Une ancienne coutume voulait que, lorsque le premier kurent arrivait à la maison au petit matin, la maîtresse de maison jette un vieux pot depuis le grenier, un geste censé favoriser la ponte des poules pour l’année à venir.
Les kurenti forment une confrérie où chaque geste, chaque accessoire a sa signification. Leur costume, impressionnant et bruyant, s’accompagne d’un code d’honneur : le bonnet, ou la coiffe ornée de plumes et de cornes, ne doit jamais être retiré. C’est la plus grande honte qu’un kurent puisse subir. Pour se défendre, ils portaient autrefois une sorte de bâton garni de peau de hérisson, une arme symbolique appelée ježevka, utilisée pour repousser les curieux un peu trop audacieux.
Source : https://kurentovanje.net
Lorsque deux groupes de villages différents se croisaient, la rencontre pouvait parfois dégénérer : les kurenti se provoquaient, et il n’était pas rare que ces confrontations se terminent en véritables batailles rituelles. Ces affrontements, aujourd’hui disparus, faisaient partie du folklore et traduisaient la rivalité bon enfant, mais parfois violente, entre villages voisins.

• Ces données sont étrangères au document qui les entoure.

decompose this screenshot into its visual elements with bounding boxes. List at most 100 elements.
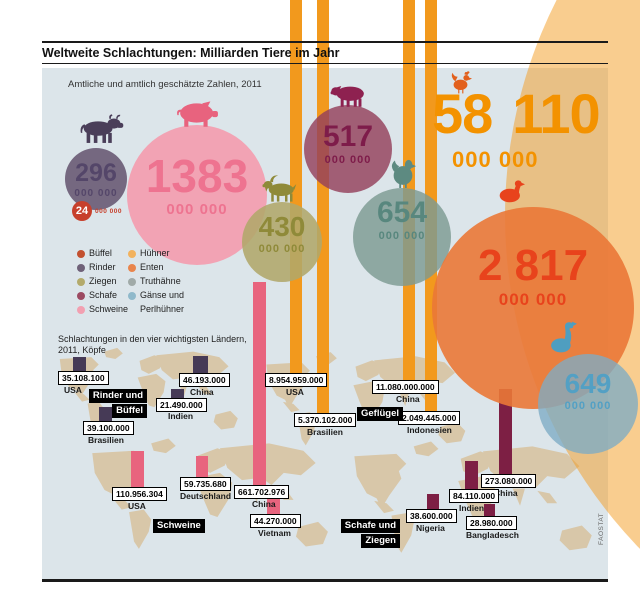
legend-label-ziegen: Ziegen — [89, 276, 117, 286]
source-label: FAOSTAT — [598, 512, 605, 545]
category-label-pigs: Schweine — [153, 519, 205, 534]
header-rule-top — [42, 41, 608, 43]
country-label: China — [252, 499, 276, 509]
value-box: 661.702.976 — [234, 485, 290, 500]
geese-count: 649 000 000 — [564, 368, 612, 412]
sheepgoat-bar-nigeria — [427, 494, 439, 511]
cattle-bubble — [65, 148, 127, 210]
legend-dot-gaense — [128, 292, 136, 300]
value-box: 11.080.000.000 — [372, 380, 439, 395]
sheep-bubble — [304, 105, 392, 193]
country-label: Indien — [459, 503, 485, 513]
country-label: Bangladesch — [466, 530, 519, 540]
value-box: 2.049.445.000 — [398, 411, 461, 426]
duck-icon — [498, 178, 525, 204]
legend-label-perlhuehner: Perlhühner — [140, 304, 185, 314]
value-box: 44.270.000 — [250, 514, 301, 529]
sheepgoat-bar-indien — [465, 461, 478, 490]
sheep-icon — [330, 83, 368, 108]
country-label: USA — [286, 387, 304, 397]
goats-bubble — [242, 202, 322, 282]
pig-bar-deutschland — [196, 456, 208, 478]
goose-icon — [549, 319, 577, 355]
pig-bar-usa — [131, 451, 144, 488]
country-label: Brasilien — [307, 427, 343, 437]
legend-label-rinder: Rinder — [89, 262, 116, 272]
legend-dot-huehner — [128, 250, 136, 258]
buffalo-bubble: 24 — [72, 201, 92, 221]
sheep-count: 517 000 000 — [322, 120, 374, 166]
category-label-cattle: Rinder und — [88, 389, 147, 404]
legend-label-truthaehne: Truthähne — [140, 276, 181, 286]
legend-label-gaense: Gänse und — [140, 290, 185, 300]
geese-bubble — [538, 354, 638, 454]
country-label: Indonesien — [407, 425, 452, 435]
country-label: Indien — [168, 411, 194, 421]
value-box: 84.110.000 — [449, 489, 500, 504]
world-map-pigs — [80, 436, 350, 571]
country-label: USA — [128, 501, 146, 511]
rooster-icon — [449, 70, 472, 95]
value-box: 21.490.000 — [156, 398, 207, 413]
legend-label-enten: Enten — [140, 262, 164, 272]
category-label-sheepgoats: Schafe und — [340, 519, 400, 534]
category-label-cattle-2: Büffel — [112, 404, 147, 419]
turkeys-count: 654 000 000 — [376, 196, 428, 242]
legend-label-bueffel: Büffel — [89, 248, 112, 258]
header-rule-bottom — [42, 63, 608, 64]
country-label: China — [396, 394, 420, 404]
country-label: China — [190, 387, 214, 397]
value-box: 110.956.304 — [112, 487, 167, 502]
country-label: USA — [64, 385, 82, 395]
pigs-count: 1383 000 000 — [145, 150, 249, 218]
value-box: 35.108.100 — [58, 371, 109, 386]
poultry-bar-brasilien — [317, 0, 329, 414]
category-label-poultry: Geflügel — [357, 407, 404, 422]
country-label: China — [494, 488, 518, 498]
value-box: 59.735.680 — [180, 477, 231, 492]
ducks-count: 2 817 000 000 — [477, 241, 589, 309]
page-title: Weltweite Schlachtungen: Milliarden Tier… — [42, 46, 340, 60]
chart-subtitle: Amtliche und amtlich geschätzte Zahlen, … — [68, 79, 262, 90]
sheepgoat-bar-bangladesch — [484, 504, 495, 517]
cattle-count: 296 000 000 — [74, 159, 118, 199]
legend-dot-truthaehne — [128, 278, 136, 286]
value-box: 8.954.959.000 — [265, 373, 328, 388]
legend-dot-schweine — [77, 306, 85, 314]
value-box: 38.600.000 — [406, 509, 457, 524]
legend-dot-schafe — [77, 292, 85, 300]
cattle-bar-brasilien — [99, 407, 112, 422]
pig-bar-china — [253, 282, 266, 486]
footer-rule — [42, 579, 608, 582]
cow-icon — [78, 112, 124, 148]
turkeys-bubble — [353, 188, 451, 286]
value-box: 46.193.000 — [179, 373, 230, 388]
cattle-bar-usa — [73, 357, 86, 373]
legend-dot-ziegen — [77, 278, 85, 286]
buffalo-unit: 000 000 — [95, 208, 122, 215]
pig-bar-vietnam — [267, 497, 280, 515]
sheepgoat-bar-china — [499, 389, 512, 475]
legend-dot-rinder — [77, 264, 85, 272]
country-label: Brasilien — [88, 435, 124, 445]
cattle-bar-indien — [171, 389, 184, 399]
legend-label-schweine: Schweine — [89, 304, 129, 314]
value-box: 28.980.000 — [466, 516, 517, 531]
category-label-sheepgoats-2: Ziegen — [361, 534, 400, 549]
country-label: Vietnam — [258, 528, 291, 538]
legend-dot-enten — [128, 264, 136, 272]
section-title: Schlachtungen in den vier wichtigsten Lä… — [58, 334, 247, 356]
country-label: Deutschland — [180, 491, 232, 501]
turkey-icon — [388, 158, 418, 188]
legend-label-huehner: Hühner — [140, 248, 170, 258]
value-box: 39.100.000 — [83, 421, 134, 436]
goat-icon — [260, 173, 300, 204]
value-box: 5.370.102.000 — [294, 413, 357, 428]
legend-dot-bueffel — [77, 250, 85, 258]
value-box: 273.080.000 — [481, 474, 537, 489]
goats-count: 430 000 000 — [258, 211, 306, 255]
country-label: Nigeria — [416, 523, 445, 533]
pig-icon — [176, 99, 220, 127]
chickens-count-unit: 000 000 — [452, 147, 539, 172]
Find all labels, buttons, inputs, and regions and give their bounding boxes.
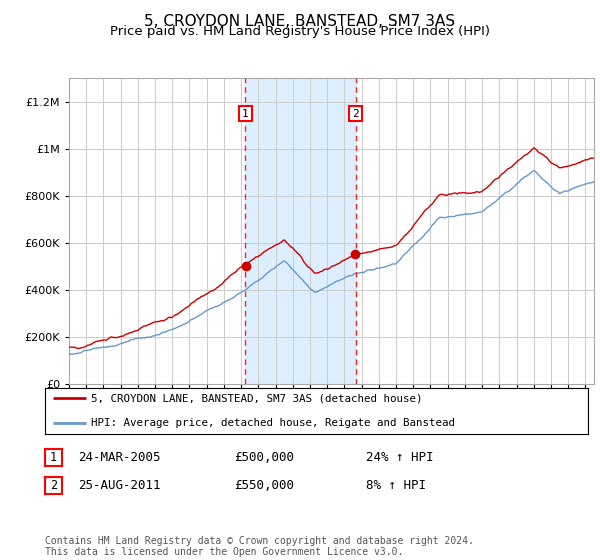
Text: 2: 2	[50, 479, 57, 492]
Text: £550,000: £550,000	[234, 479, 294, 492]
Text: 24% ↑ HPI: 24% ↑ HPI	[366, 451, 433, 464]
Text: 2: 2	[352, 109, 359, 119]
Text: Price paid vs. HM Land Registry's House Price Index (HPI): Price paid vs. HM Land Registry's House …	[110, 25, 490, 38]
Text: HPI: Average price, detached house, Reigate and Banstead: HPI: Average price, detached house, Reig…	[91, 418, 455, 428]
Text: 1: 1	[242, 109, 249, 119]
Text: 5, CROYDON LANE, BANSTEAD, SM7 3AS (detached house): 5, CROYDON LANE, BANSTEAD, SM7 3AS (deta…	[91, 393, 422, 403]
Bar	[245, 78, 356, 384]
Text: Contains HM Land Registry data © Crown copyright and database right 2024.
This d: Contains HM Land Registry data © Crown c…	[45, 535, 474, 557]
Text: £500,000: £500,000	[234, 451, 294, 464]
Text: 5, CROYDON LANE, BANSTEAD, SM7 3AS: 5, CROYDON LANE, BANSTEAD, SM7 3AS	[145, 14, 455, 29]
Text: 25-AUG-2011: 25-AUG-2011	[78, 479, 161, 492]
Text: 24-MAR-2005: 24-MAR-2005	[78, 451, 161, 464]
Text: 8% ↑ HPI: 8% ↑ HPI	[366, 479, 426, 492]
Text: 1: 1	[50, 451, 57, 464]
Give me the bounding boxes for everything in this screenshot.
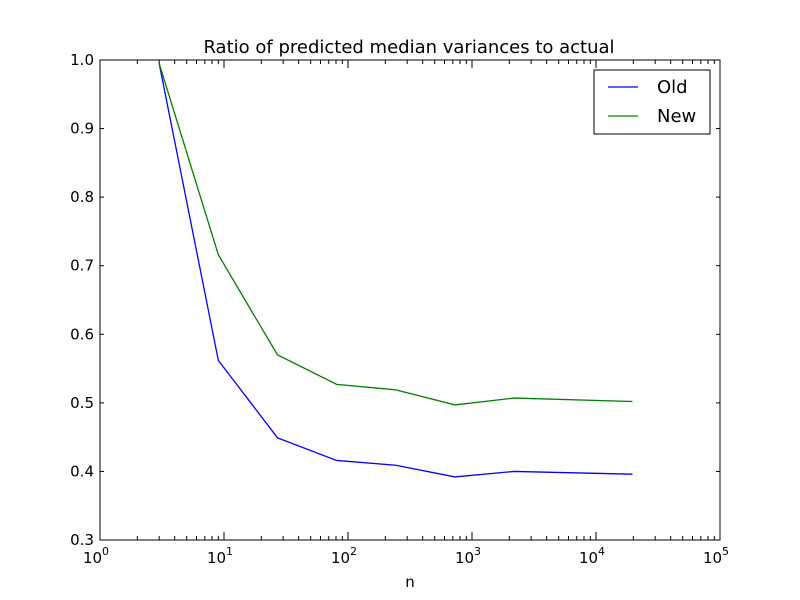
y-tick-label: 0.8 xyxy=(70,188,94,206)
x-axis-label: n xyxy=(405,573,415,591)
chart-title: Ratio of predicted median variances to a… xyxy=(203,37,614,58)
y-tick-label: 0.7 xyxy=(70,257,94,275)
y-tick-label: 0.5 xyxy=(70,394,94,412)
y-tick-label: 0.4 xyxy=(70,462,94,480)
x-tick-label: 102 xyxy=(331,545,357,567)
x-tick-label: 100 xyxy=(83,545,109,567)
legend-label-new: New xyxy=(657,106,696,127)
y-tick-labels: 0.3 0.4 0.5 0.6 0.7 0.8 0.9 1.0 xyxy=(70,51,94,549)
y-tick-label: 0.3 xyxy=(70,531,94,549)
legend: Old New xyxy=(593,69,711,135)
y-tick-label: 0.6 xyxy=(70,325,94,343)
x-tick-labels: 100 101 102 103 104 105 xyxy=(83,545,729,567)
legend-label-old: Old xyxy=(657,77,688,98)
axis-ticks xyxy=(99,59,721,541)
x-tick-label: 103 xyxy=(455,545,481,567)
plot-lines xyxy=(158,63,633,478)
y-tick-label: 1.0 xyxy=(70,51,94,69)
y-tick-label: 0.9 xyxy=(70,120,94,138)
plot-frame xyxy=(99,59,721,541)
x-tick-label: 105 xyxy=(703,545,729,567)
series-line-old xyxy=(158,63,633,478)
legend-box xyxy=(593,69,711,135)
series-line-new xyxy=(158,63,633,406)
x-tick-label: 104 xyxy=(579,545,605,567)
x-tick-label: 101 xyxy=(207,545,233,567)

À leurs côtés marche toujours un personnage singulier : le hudič, le diable. Vêtu de rouge ou de noir, il porte un masque aux cornes plus courtes et des ailes de corbeau fixées sur les épaules. Il brandit une fourche, symbole de sa puissance, et accompagne les kurenti dans leur ronde à travers les villages.

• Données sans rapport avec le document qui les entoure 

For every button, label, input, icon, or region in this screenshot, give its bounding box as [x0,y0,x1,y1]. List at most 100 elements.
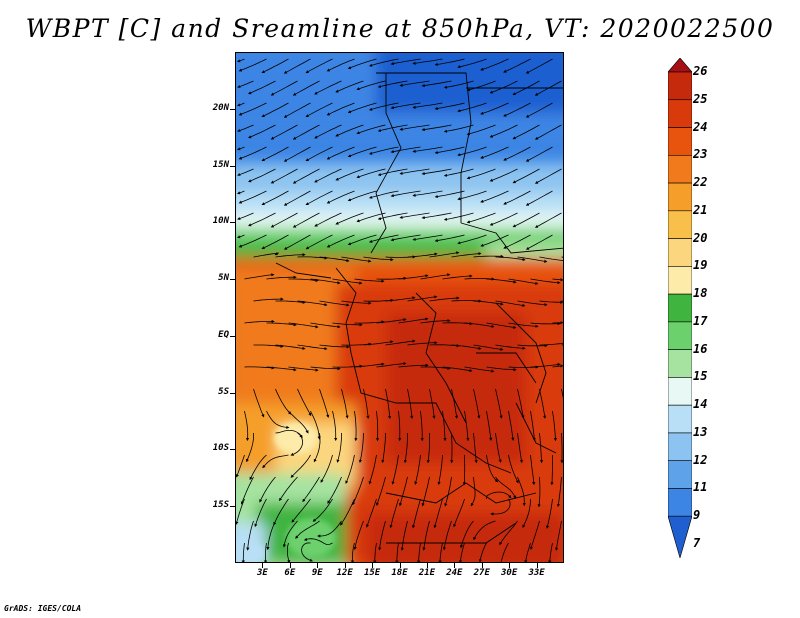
streamline [356,80,386,91]
streamline [561,388,563,407]
streamline [473,520,496,541]
streamline [517,432,523,464]
streamline [368,146,399,155]
lon-tick-mark [481,563,483,568]
streamline [261,234,289,250]
streamline [375,410,380,442]
streamline [253,252,279,258]
streamline [241,542,245,562]
streamline [273,498,289,526]
streamline [434,58,465,66]
streamline [412,190,443,197]
colorbar-segment [668,182,692,212]
colorbar-label: 23 [693,147,708,162]
streamline [399,168,430,175]
streamline [248,168,276,183]
streamline [319,388,330,419]
colorbar-label: 24 [693,119,708,134]
streamline [327,476,342,504]
streamline [398,363,429,368]
streamline [238,58,267,72]
colorbar-segment [668,349,692,378]
streamline [266,275,297,280]
lon-tick-label: 27E [473,568,490,578]
colorbar-label: 17 [693,313,708,328]
streamline [391,454,399,485]
lat-tick-mark [230,222,235,224]
colorbar-bottom-arrow [668,515,692,558]
streamline [288,366,319,372]
streamline [512,124,540,140]
streamline [354,362,385,368]
streamline [377,168,408,177]
streamline [508,278,539,285]
streamline [283,190,311,206]
streamline [451,388,459,419]
streamline [398,317,429,324]
streamline [438,542,443,562]
colorbar-label: 20 [693,230,708,245]
streamline [399,80,430,87]
streamline [347,146,377,158]
streamline [368,234,399,243]
streamline [312,498,333,522]
streamline [332,410,338,442]
streamline [489,168,518,182]
streamline [350,542,355,562]
streamline [420,366,451,370]
streamline [442,520,452,551]
lon-tick-label: 33E [528,568,545,578]
streamline [403,432,408,464]
streamline [556,476,562,508]
streamline [421,124,452,132]
streamline [464,366,495,373]
streamline [288,322,319,329]
streamline [347,190,377,202]
streamline [486,410,493,441]
streamline [305,146,333,162]
streamline [457,234,487,245]
streamline [464,410,470,442]
lon-tick-mark [426,563,428,568]
streamline [354,278,385,283]
streamline [314,80,342,95]
streamline [319,300,350,307]
streamline [478,542,487,562]
colorbar-label: 14 [693,397,708,412]
streamline [368,190,399,199]
streamline [517,388,525,419]
streamline [314,168,342,183]
colorbar-segment [668,432,692,462]
streamline [457,190,487,201]
lat-tick-mark [230,506,235,508]
streamline [546,498,553,529]
streamline [240,476,254,505]
colorbar-label: 18 [693,286,708,301]
lon-tick-mark [262,563,264,568]
streamline [287,542,291,562]
streamline [236,102,245,107]
streamline [552,364,563,368]
streamline [412,146,443,153]
streamline [466,212,496,224]
streamline [317,520,342,538]
streamlines [236,58,563,562]
streamline [390,102,421,110]
lon-tick-label: 24E [446,568,463,578]
streamline [434,146,465,155]
streamline [412,102,443,109]
streamline [473,432,478,464]
streamline [539,388,547,419]
streamline [266,322,297,327]
streamline [313,432,321,463]
streamline [495,388,503,419]
lat-tick-label: 20N [212,102,229,113]
lat-tick-mark [230,335,235,337]
streamline [291,498,311,523]
lon-tick-label: 21E [418,568,436,578]
streamline [480,190,509,203]
lon-tick-label: 15E [363,568,381,578]
streamline [385,296,416,302]
streamline [376,318,407,324]
streamline [297,344,328,351]
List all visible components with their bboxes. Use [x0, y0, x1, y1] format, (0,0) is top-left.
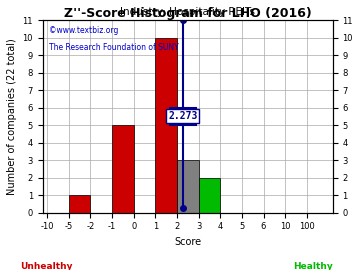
- Bar: [69, 195, 90, 212]
- Y-axis label: Number of companies (22 total): Number of companies (22 total): [7, 38, 17, 195]
- Bar: [177, 160, 199, 212]
- Text: The Research Foundation of SUNY: The Research Foundation of SUNY: [49, 43, 178, 52]
- Bar: [155, 38, 177, 212]
- X-axis label: Score: Score: [174, 237, 201, 247]
- Text: ©www.textbiz.org: ©www.textbiz.org: [49, 26, 118, 35]
- Text: Unhealthy: Unhealthy: [21, 262, 73, 270]
- Title: Z''-Score Histogram for LHO (2016): Z''-Score Histogram for LHO (2016): [64, 7, 312, 20]
- Text: 2.273: 2.273: [168, 111, 198, 121]
- Bar: [112, 125, 134, 212]
- Text: Healthy: Healthy: [293, 262, 333, 270]
- Text: Industry: Hospitality REITs: Industry: Hospitality REITs: [120, 7, 255, 17]
- Bar: [199, 178, 220, 212]
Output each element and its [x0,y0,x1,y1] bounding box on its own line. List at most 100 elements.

Source : https://ljnovice.si
Le kurent n’est d’ailleurs pas seul à animer cette période de fête. Il est entouré d’autres personnages carnavalesques, comme les orači, les laboureurs rituels, qui symbolisent la fertilité des champs, la santé des troupeaux et la prospérité des foyers. Ensemble, ils forment un cortège haut en couleur, à la fois effrayant et joyeux, qui relie les vivants aux forces de la nature dans un grand rite de passage entre hiver et printemps.
Source : https://www.kamra.si
Le costume du kurent est une véritable œuvre d’art artisanale, à la fois lourd et coûteux : un ensemble complet peut atteindre près de mille euros et peser jusqu’à quarante kilos. Confectionné dans des ateliers spécialisés appelés “korantnijas”, il se compose de peaux de mouton (cinq à sept pour un adulte), de chaussettes rouges à picots, de chaussures solides et d’un foulard écarlate. Autour de la taille, cinq grandes clochettes résonnent à chaque saut.

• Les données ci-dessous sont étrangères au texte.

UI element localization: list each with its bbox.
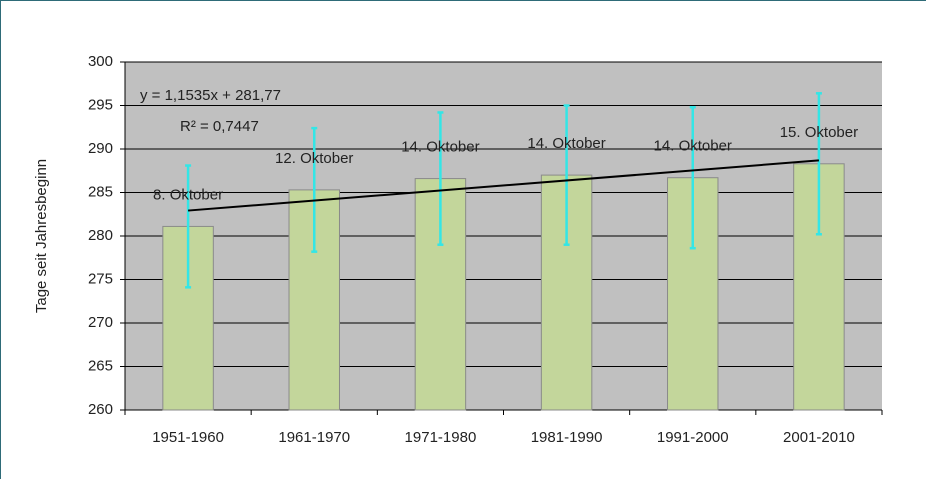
value-label: 15. Oktober [780, 124, 858, 141]
y-tick-label: 290 [88, 140, 113, 157]
trend-equation: y = 1,1535x + 281,77 [140, 87, 281, 104]
x-tick-label: 1961-1970 [278, 429, 350, 446]
value-label: 8. Oktober [153, 186, 223, 203]
error-bar [185, 164, 192, 289]
y-tick-label: 260 [88, 401, 113, 418]
trendline [188, 159, 819, 212]
value-label: 14. Oktober [654, 138, 732, 155]
y-tick-label: 280 [88, 227, 113, 244]
x-tick-label: 1981-1990 [531, 429, 603, 446]
trend-r2: R² = 0,7447 [180, 118, 259, 135]
error-bar [689, 105, 696, 250]
y-tick-label: 285 [88, 183, 113, 200]
error-bar [311, 126, 318, 253]
value-label: 12. Oktober [275, 150, 353, 167]
error-bar [437, 111, 444, 246]
y-axis-label: Tage seit Jahresbeginn [33, 159, 50, 313]
value-label: 14. Oktober [401, 139, 479, 156]
y-tick-label: 275 [88, 270, 113, 287]
error-bar [815, 92, 822, 236]
error-bar [563, 104, 570, 246]
y-tick-label: 295 [88, 96, 113, 113]
y-tick-label: 265 [88, 357, 113, 374]
x-tick-label: 1971-1980 [405, 429, 477, 446]
x-tick-label: 1951-1960 [152, 429, 224, 446]
y-tick-label: 270 [88, 314, 113, 331]
x-tick-label: 1991-2000 [657, 429, 729, 446]
y-tick-label: 300 [88, 53, 113, 70]
x-tick-label: 2001-2010 [783, 429, 855, 446]
value-label: 14. Oktober [527, 135, 605, 152]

Le masque, élément le plus spectaculaire, est fait de peau de mouton et orné de plumes ou de cornes, selon le type de kurent. Son visage grotesque — groin de cochon, dents en haricots, langue rouge pendante — est conçu pour effrayer les mauvais esprits. Des rubans colorés et fleurs en papier décorent le sommet du masque, tandis qu’un bâton de bois, terminé par une petite peau de hérisson séchée, sert à la fois d’arme symbolique et de support pour les mouchoirs offerts par les jeunes filles.
Au-delà des costumes et du bruit des clochettes, la tradition des kurenti est avant tout une histoire de liens humains. L’effort collectif qu’elle demande crée de véritables relations entre les générations et les villages, rappelant combien ces moments partagés sont essentiels à notre vie quotidienne.
Son inscription au patrimoine culturel immatériel de l’UNESCO marque une reconnaissance précieuse pour la Slovénie et pour tous ceux qui, chaque année, font vivre et préservent cette tradition unique.